# Import Packages

In [1]:
import re
import os
import nltk
import pickle
import justext
import nltk.data
import pandas as pd 
from nltk.tokenize import TreebankWordTokenizer
from bs4 import BeautifulSoup
from nltk.tokenize import sent_tokenize
from nltk.corpus import stopwords

stop_words = stopwords.words('english')
sentence_tokenizer = nltk.data.load('tokenizers/punkt/english.pickle')
treebank_tokenizer = TreebankWordTokenizer()

# Text Preprocessing
- Set working directory
- Create a new directory that stores the cleaned text - 'data_directory'
- Read and parse through case files using BeautifulSoup
- Create 3 dictionaries for multilevel storage
- Extract and clean the Name, Catchphrases and Sentences of each case 
- In gold_catch{}, key - 'Catchphrases', value - the extracted catchphrases
- In gold_sent{}, key - 'Sentences', value - the extracted sentences
- In gold_text{}, key - name of case, value - gold_catch and gold_sent
- Store each gold_text in folder 'data' as pickle file

In [2]:
# set directory to case reports
base_dir = '/fulltext'

# Make directory to store extracted text
data_directory = os.path.dirname('data/')
if not os.path.exists(data_directory):
    os.makedirs(data_directory)
    
# read in case files
for num, filename in enumerate(os.scandir(base_dir)):
    with open(filename, 'rb') as case_file:
            # parse case file into beautiful soup
            soup = BeautifulSoup(case_file, 'xml')
            
            # create 2 dictionaries to store the case names as key 
            # and list of sentences and catchphrases as values
            # the third gold_text{} will store the other two in a multilevel fashion
            gold_text = {}
            gold_sent = {}
            gold_catch = {}
            
            # obtain all names in the case files
            names = soup.find_all('name')

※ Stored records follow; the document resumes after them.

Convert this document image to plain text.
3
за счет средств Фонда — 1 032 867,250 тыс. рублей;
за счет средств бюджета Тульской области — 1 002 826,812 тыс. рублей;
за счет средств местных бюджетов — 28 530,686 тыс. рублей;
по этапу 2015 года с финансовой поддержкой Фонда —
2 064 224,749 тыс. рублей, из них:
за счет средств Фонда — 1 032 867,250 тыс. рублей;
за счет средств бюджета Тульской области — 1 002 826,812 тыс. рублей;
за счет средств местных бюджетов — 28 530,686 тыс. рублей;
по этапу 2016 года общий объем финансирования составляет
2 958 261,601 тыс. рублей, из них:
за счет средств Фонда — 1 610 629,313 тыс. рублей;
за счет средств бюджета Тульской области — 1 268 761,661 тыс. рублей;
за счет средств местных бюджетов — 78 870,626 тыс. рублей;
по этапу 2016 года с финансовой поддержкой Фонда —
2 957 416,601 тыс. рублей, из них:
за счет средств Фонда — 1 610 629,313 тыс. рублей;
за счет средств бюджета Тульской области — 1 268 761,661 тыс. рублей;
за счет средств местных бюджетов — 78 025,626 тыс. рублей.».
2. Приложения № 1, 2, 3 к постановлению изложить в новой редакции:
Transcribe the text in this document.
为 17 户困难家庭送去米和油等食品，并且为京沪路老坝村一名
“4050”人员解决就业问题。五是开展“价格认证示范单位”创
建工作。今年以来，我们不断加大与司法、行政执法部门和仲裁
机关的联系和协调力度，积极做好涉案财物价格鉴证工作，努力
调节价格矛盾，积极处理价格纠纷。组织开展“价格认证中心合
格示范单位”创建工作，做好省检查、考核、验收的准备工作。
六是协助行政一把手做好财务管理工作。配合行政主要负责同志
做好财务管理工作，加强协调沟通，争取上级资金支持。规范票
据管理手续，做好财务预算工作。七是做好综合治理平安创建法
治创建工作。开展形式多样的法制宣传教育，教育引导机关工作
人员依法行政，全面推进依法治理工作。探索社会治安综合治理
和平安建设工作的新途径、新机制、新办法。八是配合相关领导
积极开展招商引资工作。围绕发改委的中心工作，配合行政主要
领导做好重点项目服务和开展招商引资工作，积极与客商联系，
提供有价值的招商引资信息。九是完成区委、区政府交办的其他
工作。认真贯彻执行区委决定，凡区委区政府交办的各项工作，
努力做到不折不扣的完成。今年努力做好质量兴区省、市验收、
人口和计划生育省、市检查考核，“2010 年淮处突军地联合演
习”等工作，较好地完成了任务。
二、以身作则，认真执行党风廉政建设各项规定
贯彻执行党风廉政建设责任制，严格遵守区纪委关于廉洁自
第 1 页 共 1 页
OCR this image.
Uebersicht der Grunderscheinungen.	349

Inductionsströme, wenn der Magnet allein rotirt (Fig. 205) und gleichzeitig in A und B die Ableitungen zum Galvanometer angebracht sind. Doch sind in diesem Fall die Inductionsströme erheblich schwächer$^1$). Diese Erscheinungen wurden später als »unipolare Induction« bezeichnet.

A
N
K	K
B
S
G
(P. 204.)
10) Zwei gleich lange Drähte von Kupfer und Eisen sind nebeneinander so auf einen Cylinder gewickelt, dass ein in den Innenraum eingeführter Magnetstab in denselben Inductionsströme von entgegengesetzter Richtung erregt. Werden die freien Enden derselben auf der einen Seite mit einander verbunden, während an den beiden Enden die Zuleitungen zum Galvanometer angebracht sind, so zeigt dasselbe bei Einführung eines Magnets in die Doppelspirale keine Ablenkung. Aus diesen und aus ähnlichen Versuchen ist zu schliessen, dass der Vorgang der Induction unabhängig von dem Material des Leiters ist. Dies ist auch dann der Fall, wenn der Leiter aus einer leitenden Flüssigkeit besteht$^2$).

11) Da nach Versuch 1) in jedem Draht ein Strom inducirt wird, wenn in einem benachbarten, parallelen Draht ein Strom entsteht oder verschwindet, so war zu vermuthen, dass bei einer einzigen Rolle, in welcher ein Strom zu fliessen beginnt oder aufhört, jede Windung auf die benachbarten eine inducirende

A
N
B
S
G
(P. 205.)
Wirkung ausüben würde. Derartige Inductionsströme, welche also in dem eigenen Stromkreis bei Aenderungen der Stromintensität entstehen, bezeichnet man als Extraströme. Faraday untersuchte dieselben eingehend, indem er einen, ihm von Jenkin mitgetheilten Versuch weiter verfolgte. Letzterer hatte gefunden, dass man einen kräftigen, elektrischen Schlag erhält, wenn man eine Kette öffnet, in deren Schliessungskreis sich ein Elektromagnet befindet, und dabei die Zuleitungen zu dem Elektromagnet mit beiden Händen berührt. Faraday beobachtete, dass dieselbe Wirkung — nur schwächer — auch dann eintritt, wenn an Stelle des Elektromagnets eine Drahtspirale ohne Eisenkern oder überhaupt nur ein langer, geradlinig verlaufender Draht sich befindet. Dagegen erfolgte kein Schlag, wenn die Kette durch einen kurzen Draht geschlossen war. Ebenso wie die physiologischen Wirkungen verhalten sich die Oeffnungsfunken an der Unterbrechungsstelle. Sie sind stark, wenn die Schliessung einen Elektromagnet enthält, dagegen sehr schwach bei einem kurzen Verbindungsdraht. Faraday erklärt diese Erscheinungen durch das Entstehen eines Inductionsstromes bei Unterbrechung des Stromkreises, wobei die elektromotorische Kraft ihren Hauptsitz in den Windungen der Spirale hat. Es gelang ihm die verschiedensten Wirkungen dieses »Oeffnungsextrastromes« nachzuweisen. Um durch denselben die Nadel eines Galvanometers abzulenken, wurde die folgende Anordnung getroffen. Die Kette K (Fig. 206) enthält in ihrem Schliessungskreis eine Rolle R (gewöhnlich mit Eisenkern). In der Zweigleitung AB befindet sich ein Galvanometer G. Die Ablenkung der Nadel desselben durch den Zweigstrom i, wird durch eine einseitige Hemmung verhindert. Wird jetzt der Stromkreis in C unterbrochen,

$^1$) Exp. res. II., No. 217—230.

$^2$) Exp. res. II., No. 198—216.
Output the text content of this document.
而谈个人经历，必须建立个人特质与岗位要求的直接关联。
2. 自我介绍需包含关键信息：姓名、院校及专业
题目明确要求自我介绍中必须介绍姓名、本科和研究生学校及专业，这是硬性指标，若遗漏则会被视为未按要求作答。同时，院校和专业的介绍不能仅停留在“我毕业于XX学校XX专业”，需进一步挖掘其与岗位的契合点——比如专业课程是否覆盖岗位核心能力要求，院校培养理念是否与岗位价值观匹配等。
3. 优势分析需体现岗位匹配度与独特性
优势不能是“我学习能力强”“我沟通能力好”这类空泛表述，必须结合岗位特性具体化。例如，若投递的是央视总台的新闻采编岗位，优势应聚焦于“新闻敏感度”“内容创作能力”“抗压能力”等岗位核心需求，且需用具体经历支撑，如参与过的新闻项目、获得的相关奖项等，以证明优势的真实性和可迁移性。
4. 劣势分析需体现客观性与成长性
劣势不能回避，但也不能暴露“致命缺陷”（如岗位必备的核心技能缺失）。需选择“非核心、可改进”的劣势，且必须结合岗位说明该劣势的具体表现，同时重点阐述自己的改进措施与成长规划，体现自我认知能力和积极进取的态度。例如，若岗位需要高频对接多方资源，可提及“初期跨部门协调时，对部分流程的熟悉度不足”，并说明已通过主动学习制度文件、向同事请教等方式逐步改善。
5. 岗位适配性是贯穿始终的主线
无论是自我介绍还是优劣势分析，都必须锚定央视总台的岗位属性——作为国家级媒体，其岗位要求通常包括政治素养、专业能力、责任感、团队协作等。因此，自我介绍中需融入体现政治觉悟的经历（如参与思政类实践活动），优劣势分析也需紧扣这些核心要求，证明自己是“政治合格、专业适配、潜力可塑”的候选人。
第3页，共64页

            # obtain all catchphrases in the case file
            catchphrases = soup.find_all('catchphrase')
            
            # obtain all sentences in the case file
            sentences = soup.find_all('sentence')
            
            # clean and store the extracted names
            for name in names:
                na = name.text
                na = re.sub(r'\([^)]*\)|(\[[^)]*\])|(FCA)|(\d+)', '', na)
                na = na.strip()    
#                 print(na)
                
            # clean and store the extracted catchphrases 
            gold_catchphrases = []
            for catchphrase in catchphrases:
                text = catchphrase.text
                text = re.sub(r'.*>','',text)
                gold_catchphrases.append(text)
                
            # clean and store the extracted sentences                
            gold_sentences = []
            for sentence in sentences:
                text = sentence.text
                text = text.strip()
                text = text.strip('.')
                text = text.lstrip('0123456789.- ')
                text = re.sub(r'(( [\d])$)|(.*>)|(\n)','',text)
                text = text.strip()
                gold_sentences.append(text)
                
            num += 1
            num = str(num)
                
            # remove any missing sentences
            gold_sentences = [x for x in gold_sentences if x]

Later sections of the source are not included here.